Decline of the Dairy State
Walker’s policies may help depopulate farms. How will cities be affected?
Recently released US Census population estimates show that rural Wisconsin is continuing to lose population. A majority of Wisconsin’s counties — 40 out of 72 — lost residents between 2010 and 2013. This loss was heavily concentrated in the most rural counties. The average 2013 population of counties losing population was about 37,000 while the gainers had 130,000 people on average. (Several counties with mid-sized urban areas are also losing population, notably Racine and Sheboygan.)
Adams County is an example of this trend. Out of a population of about 21,000 it lost 400 residents in three years.
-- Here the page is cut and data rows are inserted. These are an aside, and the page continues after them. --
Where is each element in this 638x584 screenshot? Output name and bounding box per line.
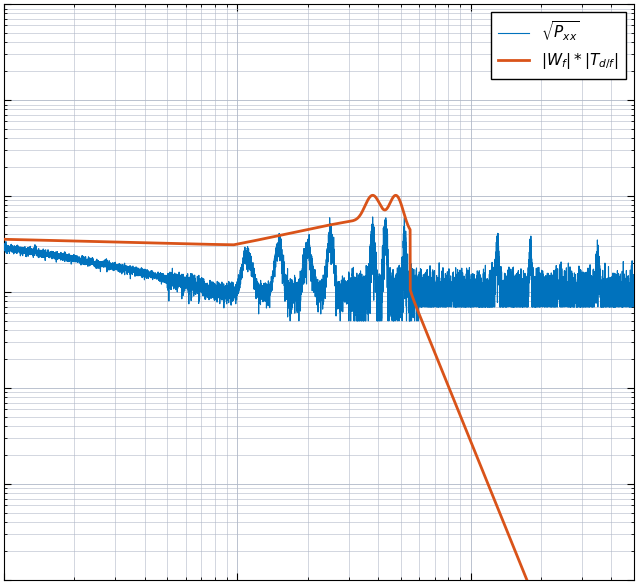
$|W_f| * |T_{d/f}|$	[373, 195, 381, 202]
$|W_f| * |T_{d/f}|$	[1, 236, 8, 243]
$\sqrt{P_{xx}}$	[501, 276, 508, 283]
$|W_f| * |T_{d/f}|$	[501, 522, 508, 529]
$|W_f| * |T_{d/f}|$	[32, 237, 40, 244]
$\sqrt{P_{xx}}$	[228, 291, 236, 298]
$|W_f| * |T_{d/f}|$	[369, 192, 376, 199]
Line: $\sqrt{P_{xx}}$: $\sqrt{P_{xx}}$	[4, 217, 634, 321]
Legend: $\sqrt{P_{xx}}$, $|W_f| * |T_{d/f}|$: $\sqrt{P_{xx}}$, $|W_f| * |T_{d/f}|$	[491, 12, 626, 78]
$\sqrt{P_{xx}}$	[630, 281, 637, 288]
$\sqrt{P_{xx}}$	[286, 317, 294, 324]
$|W_f| * |T_{d/f}|$	[401, 211, 408, 218]
$\sqrt{P_{xx}}$	[467, 291, 475, 298]
Line: $|W_f| * |T_{d/f}|$: $|W_f| * |T_{d/f}|$	[4, 195, 634, 584]
$\sqrt{P_{xx}}$	[369, 213, 376, 220]
$\sqrt{P_{xx}}$	[32, 248, 40, 255]
$|W_f| * |T_{d/f}|$	[228, 241, 236, 248]
$|W_f| * |T_{d/f}|$	[467, 439, 475, 446]
$\sqrt{P_{xx}}$	[1, 245, 8, 252]
$\sqrt{P_{xx}}$	[401, 214, 408, 221]
$\sqrt{P_{xx}}$	[373, 277, 381, 284]
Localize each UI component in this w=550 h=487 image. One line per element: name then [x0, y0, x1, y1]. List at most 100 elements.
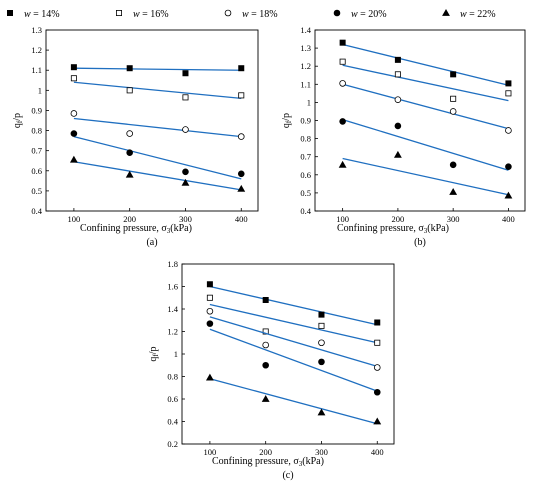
- y-tick-label: 1.1: [300, 79, 311, 89]
- data-point: [505, 80, 512, 87]
- y-tick-label: 0.5: [31, 186, 42, 196]
- data-point: [505, 163, 512, 170]
- y-tick-label: 1.2: [167, 327, 178, 337]
- data-point: [339, 118, 346, 125]
- fit-line: [73, 117, 242, 138]
- y-tick-label: 1.2: [31, 45, 42, 55]
- fit-line: [342, 83, 509, 130]
- x-axis-label-unit: (kPa): [302, 456, 324, 467]
- data-point: [206, 294, 213, 301]
- legend-item: w = 18%: [224, 9, 278, 20]
- data-point: [262, 361, 269, 369]
- data-point: [374, 319, 381, 326]
- data-series: [70, 130, 245, 180]
- data-point: [126, 130, 133, 137]
- y-tick-label: 1.6: [167, 282, 178, 292]
- y-tick-label: 0.2: [167, 439, 178, 449]
- data-point: [238, 65, 245, 72]
- fit-line: [73, 67, 242, 71]
- x-tick-label: 300: [447, 214, 460, 224]
- data-point: [505, 90, 512, 97]
- data-point: [318, 339, 325, 347]
- fit-line: [73, 135, 242, 180]
- data-point: [261, 394, 270, 402]
- legend-label-variable: w: [242, 9, 249, 20]
- x-axis-label-subscript: 3: [424, 227, 428, 235]
- y-tick-label: 1.4: [167, 304, 178, 314]
- legend-item: w = 14%: [7, 9, 60, 20]
- legend-marker: [333, 9, 341, 17]
- legend-label-value: = 18%: [249, 9, 278, 20]
- x-tick-label: 400: [235, 214, 248, 224]
- legend-label: w = 18%: [242, 9, 278, 20]
- data-point: [70, 130, 78, 137]
- y-tick-label: 1.1: [31, 65, 42, 75]
- fit-line: [342, 157, 509, 196]
- x-axis-label-main: Confining pressure, σ: [337, 223, 424, 234]
- y-tick-label: 0.7: [300, 152, 311, 162]
- data-point: [394, 122, 402, 130]
- y-tick-label: 1: [174, 349, 178, 359]
- y-tick-label: 0.6: [300, 170, 311, 180]
- panel-label: (a): [146, 237, 157, 248]
- data-point: [318, 358, 325, 366]
- x-axis-label: Confining pressure, σ3(kPa): [80, 223, 192, 235]
- y-tick-label: 0.9: [300, 116, 311, 126]
- y-axis-label-unit: /p: [281, 113, 292, 121]
- y-tick-label: 1.3: [300, 43, 311, 53]
- panels: 0.4 0.5 0.6 0.7 0.8 0.9 1 1.1 1.2 1.3 100 200 300 400…: [12, 25, 526, 481]
- data-point: [182, 168, 189, 176]
- data-series: [205, 373, 382, 425]
- data-point: [70, 110, 78, 117]
- data-series: [206, 294, 381, 346]
- fit-line: [209, 328, 378, 392]
- x-axis-label: Confining pressure, σ3(kPa): [337, 223, 449, 235]
- legend-marker: [7, 9, 13, 16]
- data-series: [206, 307, 381, 371]
- y-tick-label: 0.4: [167, 417, 178, 427]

If this trend continues, Wisconsin will see increasing population in its largest urban areas surrounded by shrinking rural populations.
A similar trend has been noted in many parts of the U.S. In part, this reflects the increasing advantage cities enjoy in fostering innovation and entrepreneurship. But bad government policy also contributes.
A recent article in the Milwaukee Journal Sentinel describes opposition in Adams County to a proposed dairy farm with 3,100 heifers. Because of its size, this operation is considered a concentrated animal feeding operation or CAFO. The opposition centers around the operation’s potential for water pollution and odors. Neighbors’ concerns are not helped by the operator’s very poor record when he ran a feed lot on the site. Nor are they reassured by plans for another CAFO with 4,500 cattle a half mile away.
Because CAFOs concentrate a very large number of animals in a confined space they present far more challenging water pollution and odor issues than the typical Wisconsin dairy farm of a hundred animals. These so-called “factory farms” are increasingly controversial because of their impact on animal welfare, public health, impact on rural communities, and the quality of food for humans, in addition to their environmental impact. (The Pew Commission on Industrial Farm Animal Production offers a thoughtful discussion of these issues.)
Despite these concerns CAFOs have been growing, both in Wisconsin and nationally, because they offer higher productivity. The upside of higher productivity is that it helps reduce prices. The downside is that, by definition, it decreases labor demand. This is particularly true if, as with milk, demand for the end product is decreasing. And less labor means fewer people on farms. According to an article in the Wisconsin State Journal, Wisconsin has been losing dairy farms at an average rate of 470 per year over the past decade.
Although there are many possible contributors to the depopulation of Wisconsin’s rural counties, the rapid expansion of CAFOs is certainly a factor. Fewer farmers means fewer people in rural counties and that, in turn, means fewer customers for local businesses.
The growth of CAFOs also runs counter to certain trends in urban areas, including the growing interest in purchasing more natural and unique products, in knowing more about food sources, and in humane treatment of farm animals.
Faced with declining demand, a business like dairy farming can consider two very divergent strategies. One would concentrate on further reducing costs. The other would find ways to add value for the customer. The present race for governor presents an opportunity to compare the costs and benefits of the two strategies.
Gov. Scott Walker campaigned as an advocate of the first route, strongly supporting CAFOs. On his campaign website four years ago, he promised to speed up the permitting process:
My administration will support legislation to require state agencies to review permit applications within 60 days of receipt. If the application is not approved or denied by the state agency within 180 days of receipt, the application will be presumed approved.
He also supported legislation to make challenges to CAFOs more difficult:
I support improvements to Wisconsin’s “Right to Farm” law so that farmers can devote their time and energy to the crops and livestock that our families depend on. (These statements have since been removed from his website.)
These sentiments are very much in sync with the cost leadership strategy of economic development: drive down costs and get rid of government regulations. In the case of CAFOs, it also increases environmental costs and likely contributes to the trends of rural depopulation.
A differentiation strategy would concentrate on finding ways to offer a unique value to the customer, ideally something that’s hard for competitors to copy. In recent decades, for instance, Wisconsin moved away from being the leader in the quantity of cheese created and has become the leader in quality, creating award-winning, artisanal cheeses that are unique to this state. (Some of the gourmet restaurants in Milwaukee and Madison serve these cheeses.) Expanding organic farming would be another example of differentiation.
In her economic plan, Democratic gubernatorial candidate Mary Burke takes quite a different tack than Walker. She devotes several paragraphs to Wisconsin’s rural areas. Rather than concentrating on reducing costs and regulations, she emphasizes better serving markets and increasing the market value of farm products. These proposals include helping farmers meet the growing demand for organic foods and building food hubs connecting farmers to consumers. This approach would tend to increase the demand for labor in rural counties, counteracting rural depopulation. It is but one example of how the economic policies of Walker and Burke differ, something I’ll have more to say about in a future column.